UPDATE II: Since I made the rec list, I decided to add a few more studies:
*The Dutch MIRROR study shows that women with micrometastases in the sentinel lymph nodes should be treated with axillary lymph node dissection or radiation to reduce the risk of recurrence. Women whose micrometastases were untreated had nearly double the rate of recurrence compared with women who were treated. Treating cancer-free lymph sentinel nodes or those with a few isolated cells did not provide benefit.
*Pemetrexed (Alimta) given as maintenance therapy in patients with stable nonsquamous non-small cell lung cancer after chemotherapy added about 3 months to progression-free survival (survival without the disease growing) and showed signs of improving overall survival (how long someone survives in total).
*The tumors of nearly 30% of patients with advanced renal cell carcinoma responded to pazopanib, an oral drug the FDA has under review. Pazopanib reduced the chances of tumor progression or death by 54%.
*In biliary tract cancer, which has few treatment options, the addition of gemcitabine (Gemzar) to cisplatin chemotherapy reduced risk of death by 30%. Overall and progression-free survival improved and side effects were not significantly worse.

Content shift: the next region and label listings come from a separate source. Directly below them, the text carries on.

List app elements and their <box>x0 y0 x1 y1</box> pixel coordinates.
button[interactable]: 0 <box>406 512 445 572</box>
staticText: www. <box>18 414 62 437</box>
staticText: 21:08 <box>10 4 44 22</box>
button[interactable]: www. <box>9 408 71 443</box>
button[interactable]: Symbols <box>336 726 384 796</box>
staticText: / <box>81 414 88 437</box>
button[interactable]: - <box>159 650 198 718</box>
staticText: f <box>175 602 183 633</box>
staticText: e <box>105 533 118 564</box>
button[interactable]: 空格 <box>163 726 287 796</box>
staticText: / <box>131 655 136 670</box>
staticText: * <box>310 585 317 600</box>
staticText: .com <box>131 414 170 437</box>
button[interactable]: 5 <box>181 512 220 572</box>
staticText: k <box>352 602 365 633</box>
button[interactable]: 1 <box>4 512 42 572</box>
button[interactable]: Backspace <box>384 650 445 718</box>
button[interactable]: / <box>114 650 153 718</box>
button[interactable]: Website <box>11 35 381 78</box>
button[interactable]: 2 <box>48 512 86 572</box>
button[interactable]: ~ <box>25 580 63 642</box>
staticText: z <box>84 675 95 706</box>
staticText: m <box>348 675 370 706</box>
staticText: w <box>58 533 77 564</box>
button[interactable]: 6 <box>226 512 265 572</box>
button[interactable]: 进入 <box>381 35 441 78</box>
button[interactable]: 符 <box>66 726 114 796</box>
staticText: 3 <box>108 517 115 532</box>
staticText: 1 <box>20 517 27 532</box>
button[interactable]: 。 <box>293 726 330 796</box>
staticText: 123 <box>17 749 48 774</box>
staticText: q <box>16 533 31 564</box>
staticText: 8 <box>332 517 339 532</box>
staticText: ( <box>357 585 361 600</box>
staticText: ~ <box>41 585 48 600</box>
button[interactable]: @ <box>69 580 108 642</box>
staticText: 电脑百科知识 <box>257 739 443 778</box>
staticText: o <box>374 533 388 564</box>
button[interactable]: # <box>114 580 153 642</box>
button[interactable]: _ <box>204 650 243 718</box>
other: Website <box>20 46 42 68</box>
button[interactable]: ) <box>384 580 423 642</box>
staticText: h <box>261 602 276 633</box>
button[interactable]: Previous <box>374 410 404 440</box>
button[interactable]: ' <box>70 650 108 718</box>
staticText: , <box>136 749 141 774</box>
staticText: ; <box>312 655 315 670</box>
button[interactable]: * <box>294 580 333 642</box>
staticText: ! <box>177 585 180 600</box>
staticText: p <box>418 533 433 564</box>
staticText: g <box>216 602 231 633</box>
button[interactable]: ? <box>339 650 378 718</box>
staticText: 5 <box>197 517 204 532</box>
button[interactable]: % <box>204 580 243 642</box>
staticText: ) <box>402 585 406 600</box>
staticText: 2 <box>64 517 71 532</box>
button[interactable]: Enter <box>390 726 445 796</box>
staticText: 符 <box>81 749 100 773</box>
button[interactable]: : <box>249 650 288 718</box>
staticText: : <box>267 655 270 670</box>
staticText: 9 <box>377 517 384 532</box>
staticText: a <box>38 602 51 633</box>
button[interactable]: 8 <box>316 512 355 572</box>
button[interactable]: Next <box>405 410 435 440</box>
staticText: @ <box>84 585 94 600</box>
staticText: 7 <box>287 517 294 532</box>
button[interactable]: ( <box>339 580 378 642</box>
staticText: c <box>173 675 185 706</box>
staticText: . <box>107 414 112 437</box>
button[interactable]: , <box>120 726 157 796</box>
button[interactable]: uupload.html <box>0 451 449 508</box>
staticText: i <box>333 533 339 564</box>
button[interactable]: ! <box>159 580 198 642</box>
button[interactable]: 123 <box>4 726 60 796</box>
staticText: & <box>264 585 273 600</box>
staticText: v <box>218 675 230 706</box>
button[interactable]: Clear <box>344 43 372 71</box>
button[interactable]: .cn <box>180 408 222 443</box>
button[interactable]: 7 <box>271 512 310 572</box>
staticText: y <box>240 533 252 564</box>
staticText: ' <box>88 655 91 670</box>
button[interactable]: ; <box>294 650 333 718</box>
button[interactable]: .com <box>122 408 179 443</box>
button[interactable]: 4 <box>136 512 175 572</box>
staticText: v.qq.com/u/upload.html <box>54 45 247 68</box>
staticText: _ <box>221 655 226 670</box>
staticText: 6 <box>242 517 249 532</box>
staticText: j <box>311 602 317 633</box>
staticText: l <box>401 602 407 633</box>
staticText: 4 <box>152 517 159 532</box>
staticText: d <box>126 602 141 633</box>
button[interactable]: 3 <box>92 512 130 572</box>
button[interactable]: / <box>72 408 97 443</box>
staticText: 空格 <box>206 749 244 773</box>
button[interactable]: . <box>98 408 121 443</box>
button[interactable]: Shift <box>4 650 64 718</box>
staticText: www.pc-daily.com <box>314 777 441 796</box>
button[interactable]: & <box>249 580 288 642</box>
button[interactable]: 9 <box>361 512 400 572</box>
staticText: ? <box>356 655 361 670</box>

*A new pathway--PARP-1--has been identified and two drugs that operate on these receptors to inhibit production of the PARP-1 enzyme (associated with tumor proliferation and spread) showed promise. BSI-201 added to chemotherapy benefited 61% of women with triple-negative breast cancer, a malignancy that is especially resistant to most treatments. Olaparib, another PARP inhibitor, produced tumor shrinkage in 40% of patients enrolled in a trial who had treatment-resistant BRCA1/2 deficient breast cancer.
A phase II study of the unapproved drug picoplatin noted response when added to docetaxel and prednisone as the initial treatment for patients with metastatic castration-resistant (does not respond to hormonal treatment) prostate cancer. A total of 58% of patients had complete response (tumor disappearance), partial response (some tumor shrinkage), or stable disease (no shrinkage but no growth). Levels of prostate-specific antigen (PSA), a sign of disease activity, were reduced to aimed-for levels in 78% of patients.